Libre Arts - Introducing SVG Cleaner

Introducing SVG Cleaner

Sat Jan 7, 2012 by Alexandre Prokoudine
Filed under: Design,

If you do a lot of drawing in Inkscape, you know that unused elements tend to accumulate and blow up size of SVG documents. This is where recently released SVG Cleaner 0.2 comes to rescue.

Basically the application does two things:

  • removing elements and attributes that don’t contribute to the final rendering;
  • making those elements and attributes that are actually used more compact.

While Inkscape’s Vacuum Defs command only cleans up unused gradients and suchlike, and Scour-based exporter provides some additional options, SVG Cleaner provides far, far more options and works in batch mode.

Besides, you still need cleaning up files from Adobe Illustrator and Corel DRAW (Inkscape can do it for the former, btw).

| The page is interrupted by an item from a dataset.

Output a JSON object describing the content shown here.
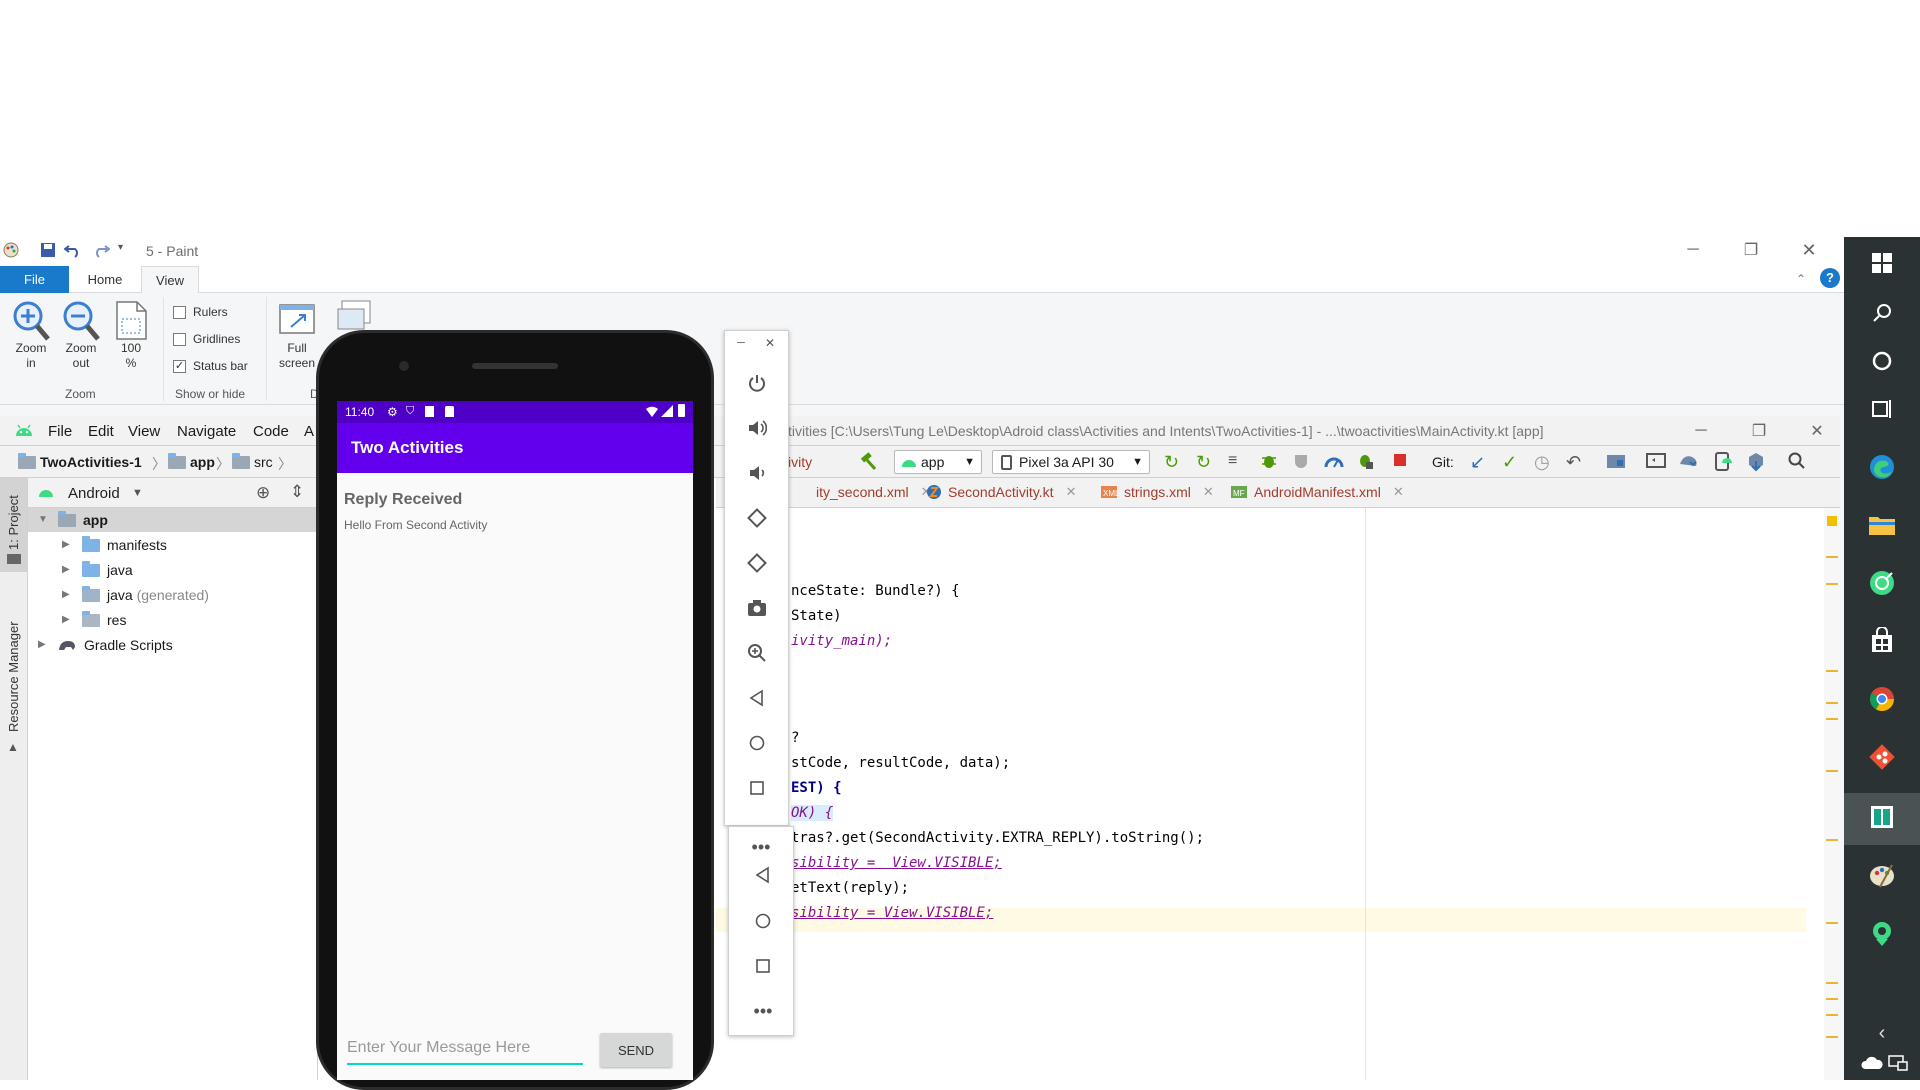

Here is a quick demo of the application:

The core Perl script was written by Andrey Bayrak, and the user interface (Qt4) was written by Eugene Raizner. So, I figured I’d ask Andrey a couple of questions.

In your own words, what kind of users and uses are you targeting at with this application?

The particular task we are trying to address with SVG Cleaner is a complete automation and visualization of cleaning and optimizing SVG files. We are helping users to avoid doing this kind of repetitive tasks manually. Hopefully anyone who works on web design or UI design will find it useful.

Where did you get the idea of SVG Cleaner from?

Some two years ago or so I had to do a batch cleanup of a pile of SVG images. So I googled for an application that would allow me to do that, and I found nothing. The best tool for cleaning SVG documents was Scour which was already part of Inkscape by the time.

![](upload://iqDGFcTgjaMzLyhYaNhQEGowKIe.png)

Why didn’t you go for Scour as the core of your application?

Don’t get me wrong, Jeff Schiller did a huge amount of work, however in my experience Scour has a number of disadvantages:

  • cannot work in batch mode on its own;
  • has too few options for cleanup and optimization;
  • in some cases it corrupts shapes and paths;
  • cannot process large images fast.

Here is just a quick example for the last point: it took Scour 0.26 no less than 3m18.446s to cleanup this 1.1 MB large SVG document . The upcoming SVG Cleaner 0.3 only needed 0m13.665s. Besides Scour’s output was 533KB, while SVG Cleaner — just 377.5KB).

![](upload://efmW8SUPmCbeDv4TvNDm2QyFrwX.png)

The other reason is that I’m not a big fan of Python, so I decided to do the core in Perl which I like, and to work on my own optimization algorithms. And since I’m a hardcore KDE user, I decided to provide a UI with lots of options so that it’s up to the user what to optimize and cleanup.

What’s your main focus in SVG Cleaner?

We pay a close attention to preserving original look of the optimized images, and we also care a lot about performance.

What are your future plans?

Mostly those are:

  • implementing the rest of Scour features
  • further work on our cleanup and optimization algorithms, especially to provide even smaller files;
  • better, more informative user interface;
  • creating help system.

![](upload://ohver8S80ZgJIPMXMFuMdyFwCZc.png)

SVG Cleaner is currently available as source code from Bazaar repository at Launchpad and from PPA for Ubuntu by its developers. Builds for Windows and Mac are currently not available.